Model-based RL with Uncertainty: Originating from uncertainty-aware model learning and dynamics propagation (Vuong et al., 2019, Zhou et al., 2019), UARPO systematically propagates epistemic and aleatoric uncertainties into policy updates.
Multi-objective RL: By casting domain or subgroup performance as independent objectives, UARPO leverages convex coverage set learning and scalarization approaches from multi-objective reinforcement learning to balance trade-offs under uncertainty (Ilboudo et al., 7 Oct 2024).
Trust-region and Robust Optimization: UARPO is closely related to robust trust-region policy optimization approaches that adjust the trust region scale according to finite-sample or epistemic uncertainty (Queeney et al., 2020).

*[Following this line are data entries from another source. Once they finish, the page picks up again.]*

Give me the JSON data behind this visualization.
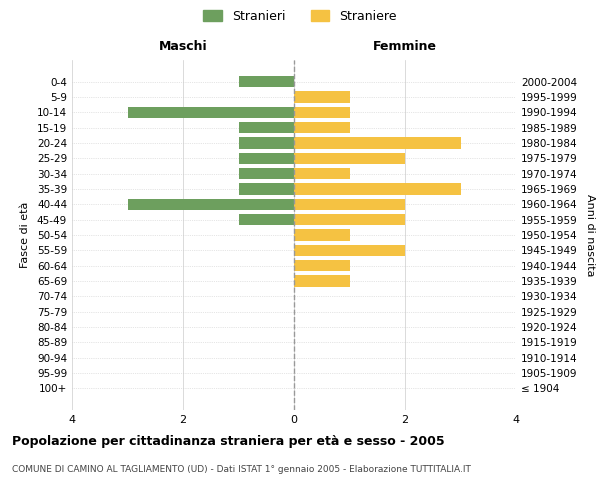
{
  "age_groups": [
    "100+",
    "95-99",
    "90-94",
    "85-89",
    "80-84",
    "75-79",
    "70-74",
    "65-69",
    "60-64",
    "55-59",
    "50-54",
    "45-49",
    "40-44",
    "35-39",
    "30-34",
    "25-29",
    "20-24",
    "15-19",
    "10-14",
    "5-9",
    "0-4"
  ],
  "birth_years": [
    "≤ 1904",
    "1905-1909",
    "1910-1914",
    "1915-1919",
    "1920-1924",
    "1925-1929",
    "1930-1934",
    "1935-1939",
    "1940-1944",
    "1945-1949",
    "1950-1954",
    "1955-1959",
    "1960-1964",
    "1965-1969",
    "1970-1974",
    "1975-1979",
    "1980-1984",
    "1985-1989",
    "1990-1994",
    "1995-1999",
    "2000-2004"
  ],
  "maschi": [
    0,
    0,
    0,
    0,
    0,
    0,
    0,
    0,
    0,
    0,
    0,
    1,
    3,
    1,
    1,
    1,
    1,
    1,
    3,
    0,
    1
  ],
  "femmine": [
    0,
    0,
    0,
    0,
    0,
    0,
    0,
    1,
    1,
    2,
    1,
    2,
    2,
    3,
    1,
    2,
    3,
    1,
    1,
    1,
    0
  ],
  "color_maschi": "#6d9f5e",
  "color_femmine": "#f5c242",
  "title_main": "Popolazione per cittadinanza straniera per età e sesso - 2005",
  "title_sub": "COMUNE DI CAMINO AL TAGLIAMENTO (UD) - Dati ISTAT 1° gennaio 2005 - Elaborazione TUTTITALIA.IT",
  "label_maschi": "Stranieri",
  "label_femmine": "Straniere",
  "label_left": "Maschi",
  "label_right": "Femmine",
  "ylabel_left": "Fasce di età",
  "ylabel_right": "Anni di nascita",
  "xlim": 4,
  "background_color": "#ffffff"
}
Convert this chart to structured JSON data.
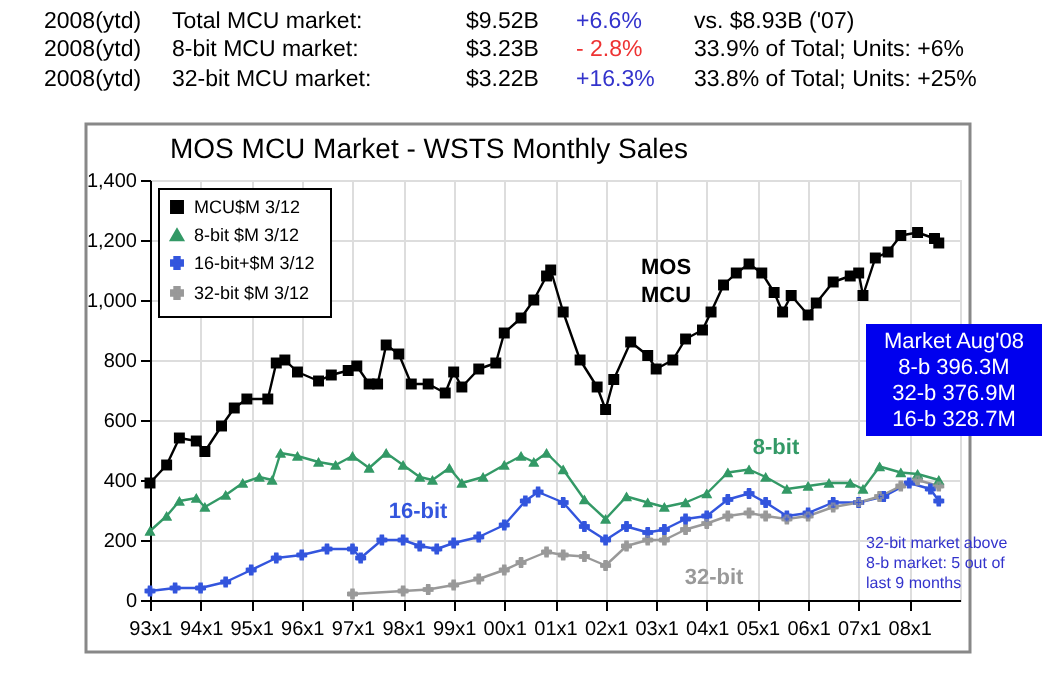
{
  "chart_data": {
    "type": "line",
    "title": "MOS MCU Market -  WSTS Monthly Sales",
    "xlim": [
      "1993-01",
      "2009-01"
    ],
    "xticks": [
      {
        "value": "1993-01",
        "label": "93x1"
      },
      {
        "value": "1994-01",
        "label": "94x1"
      },
      {
        "value": "1995-01",
        "label": "95x1"
      },
      {
        "value": "1996-01",
        "label": "96x1"
      },
      {
        "value": "1997-01",
        "label": "97x1"
      },
      {
        "value": "1998-01",
        "label": "98x1"
      },
      {
        "value": "1999-01",
        "label": "99x1"
      },
      {
        "value": "2000-01",
        "label": "00x1"
      },
      {
        "value": "2001-01",
        "label": "01x1"
      },
      {
        "value": "2002-01",
        "label": "02x1"
      },
      {
        "value": "2003-01",
        "label": "03x1"
      },
      {
        "value": "2004-01",
        "label": "04x1"
      },
      {
        "value": "2005-01",
        "label": "05x1"
      },
      {
        "value": "2006-01",
        "label": "06x1"
      },
      {
        "value": "2007-01",
        "label": "07x1"
      },
      {
        "value": "2008-01",
        "label": "08x1"
      }
    ],
    "ylim": [
      0,
      1400
    ],
    "yticks": [
      0,
      200,
      400,
      600,
      800,
      {
        "value": 1000,
        "label": "1,000"
      },
      {
        "value": 1200,
        "label": "1,200"
      },
      {
        "value": 1400,
        "label": "1,400"
      }
    ],
    "grid": true,
    "legend": "top left",
    "series": [
      {
        "name": "MCU$M 3/12",
        "color": "#000000",
        "marker": "square",
        "x": [
          "1993-01",
          "1993-05",
          "1993-08",
          "1993-12",
          "1994-02",
          "1994-06",
          "1994-09",
          "1994-12",
          "1995-05",
          "1995-07",
          "1995-09",
          "1995-12",
          "1996-05",
          "1996-08",
          "1996-12",
          "1997-02",
          "1997-05",
          "1997-07",
          "1997-09",
          "1997-12",
          "1998-03",
          "1998-07",
          "1998-11",
          "1999-01",
          "1999-03",
          "1999-07",
          "1999-11",
          "2000-01",
          "2000-05",
          "2000-08",
          "2000-11",
          "2000-12",
          "2001-03",
          "2001-07",
          "2001-11",
          "2002-01",
          "2002-03",
          "2002-07",
          "2002-11",
          "2003-01",
          "2003-05",
          "2003-08",
          "2003-12",
          "2004-02",
          "2004-05",
          "2004-08",
          "2004-11",
          "2005-02",
          "2005-05",
          "2005-07",
          "2005-09",
          "2006-01",
          "2006-03",
          "2006-07",
          "2006-11",
          "2007-01",
          "2007-02",
          "2007-05",
          "2007-08",
          "2007-11",
          "2008-03",
          "2008-07",
          "2008-08"
        ],
        "values": [
          390,
          450,
          540,
          530,
          495,
          580,
          640,
          670,
          670,
          790,
          800,
          760,
          730,
          750,
          765,
          780,
          720,
          720,
          850,
          820,
          720,
          720,
          690,
          760,
          710,
          770,
          790,
          890,
          940,
          1000,
          1080,
          1100,
          960,
          800,
          710,
          635,
          735,
          860,
          815,
          770,
          800,
          870,
          900,
          960,
          1050,
          1090,
          1120,
          1090,
          1025,
          960,
          1015,
          950,
          990,
          1060,
          1080,
          1090,
          1015,
          1140,
          1160,
          1215,
          1225,
          1205,
          1190
        ]
      },
      {
        "name": "8-bit $M  3/12",
        "color": "#339966",
        "marker": "triangle",
        "x": [
          "1993-01",
          "1993-05",
          "1993-08",
          "1993-12",
          "1994-02",
          "1994-07",
          "1994-11",
          "1995-03",
          "1995-06",
          "1995-08",
          "1995-12",
          "1996-05",
          "1996-09",
          "1997-01",
          "1997-05",
          "1997-09",
          "1998-01",
          "1998-05",
          "1998-08",
          "1998-12",
          "1999-03",
          "1999-08",
          "2000-01",
          "2000-05",
          "2000-08",
          "2000-11",
          "2001-03",
          "2001-08",
          "2002-01",
          "2002-06",
          "2002-11",
          "2003-03",
          "2003-08",
          "2004-01",
          "2004-06",
          "2004-11",
          "2005-03",
          "2005-08",
          "2006-01",
          "2006-06",
          "2006-11",
          "2007-02",
          "2007-06",
          "2007-11",
          "2008-03",
          "2008-08"
        ],
        "values": [
          230,
          280,
          330,
          340,
          310,
          350,
          390,
          410,
          400,
          490,
          480,
          460,
          450,
          480,
          440,
          490,
          450,
          410,
          400,
          440,
          390,
          410,
          450,
          480,
          460,
          490,
          435,
          335,
          270,
          345,
          325,
          310,
          325,
          355,
          425,
          435,
          410,
          370,
          380,
          390,
          390,
          370,
          445,
          425,
          420,
          400
        ]
      },
      {
        "name": "16-bit+$M  3/12",
        "color": "#3355dd",
        "marker": "cross",
        "x": [
          "1993-01",
          "1993-07",
          "1994-01",
          "1994-07",
          "1995-01",
          "1995-07",
          "1996-01",
          "1996-07",
          "1997-01",
          "1997-03",
          "1997-08",
          "1998-01",
          "1998-05",
          "1998-09",
          "1999-01",
          "1999-07",
          "2000-01",
          "2000-06",
          "2000-09",
          "2001-03",
          "2001-08",
          "2002-01",
          "2002-06",
          "2002-11",
          "2003-03",
          "2003-08",
          "2004-01",
          "2004-06",
          "2004-11",
          "2005-03",
          "2005-08",
          "2006-01",
          "2006-07",
          "2007-01",
          "2007-07",
          "2008-01",
          "2008-06",
          "2008-08"
        ],
        "values": [
          30,
          40,
          40,
          60,
          100,
          140,
          150,
          170,
          170,
          140,
          200,
          200,
          180,
          170,
          190,
          210,
          250,
          330,
          360,
          325,
          245,
          200,
          245,
          225,
          235,
          270,
          280,
          335,
          355,
          325,
          280,
          290,
          325,
          325,
          345,
          390,
          370,
          330
        ]
      },
      {
        "name": "32-bit $M  3/12",
        "color": "#999999",
        "marker": "cross",
        "x": [
          "1997-01",
          "1998-01",
          "1998-07",
          "1999-01",
          "1999-07",
          "2000-01",
          "2000-05",
          "2000-11",
          "2001-03",
          "2001-08",
          "2002-01",
          "2002-06",
          "2002-11",
          "2003-03",
          "2003-08",
          "2004-01",
          "2004-06",
          "2004-11",
          "2005-03",
          "2005-08",
          "2006-01",
          "2006-07",
          "2007-01",
          "2007-06",
          "2007-11",
          "2008-03",
          "2008-08"
        ],
        "values": [
          20,
          30,
          35,
          50,
          70,
          100,
          125,
          160,
          150,
          145,
          115,
          180,
          200,
          200,
          235,
          255,
          280,
          290,
          280,
          270,
          280,
          310,
          325,
          345,
          380,
          400,
          380
        ]
      }
    ],
    "annotations": [
      "2008(ytd)",
      "Total MCU market:",
      "$9.52B",
      "+6.6%",
      "vs. $8.93B ('07)",
      "2008(ytd)",
      "8-bit MCU market:",
      "$3.23B",
      "- 2.8%",
      "33.9% of Total;  Units: +6%",
      "2008(ytd)",
      "32-bit MCU market:",
      "$3.22B",
      "+16.3%",
      "33.8% of Total;  Units: +25%",
      "MOS\nMCU",
      "8-bit",
      "16-bit",
      "32-bit",
      "Market Aug'08\n8-b  396.3M\n32-b  376.9M\n16-b  328.7M",
      "32-bit market above\n8-b market: 5 out of\nlast 9 months"
    ]
  }
}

Relative Advantage and Group Comparison: UARPO formalizes group-wise advantage (i.e., relative to in-group or cross-group baselines) as the core learning signal, aligning with recent advances in stable RL for high-dimensional control (Nguyen et al., 19 May 2025, Chen et al., 18 May 2025).

Plausibly, UARPO represents a unifying framework for risk-sensitive, robust, and sample-efficient policy optimization in complex, uncertain, and multi-agent RL environments, supported by extensive empirical and theoretical analysis across multiple domains.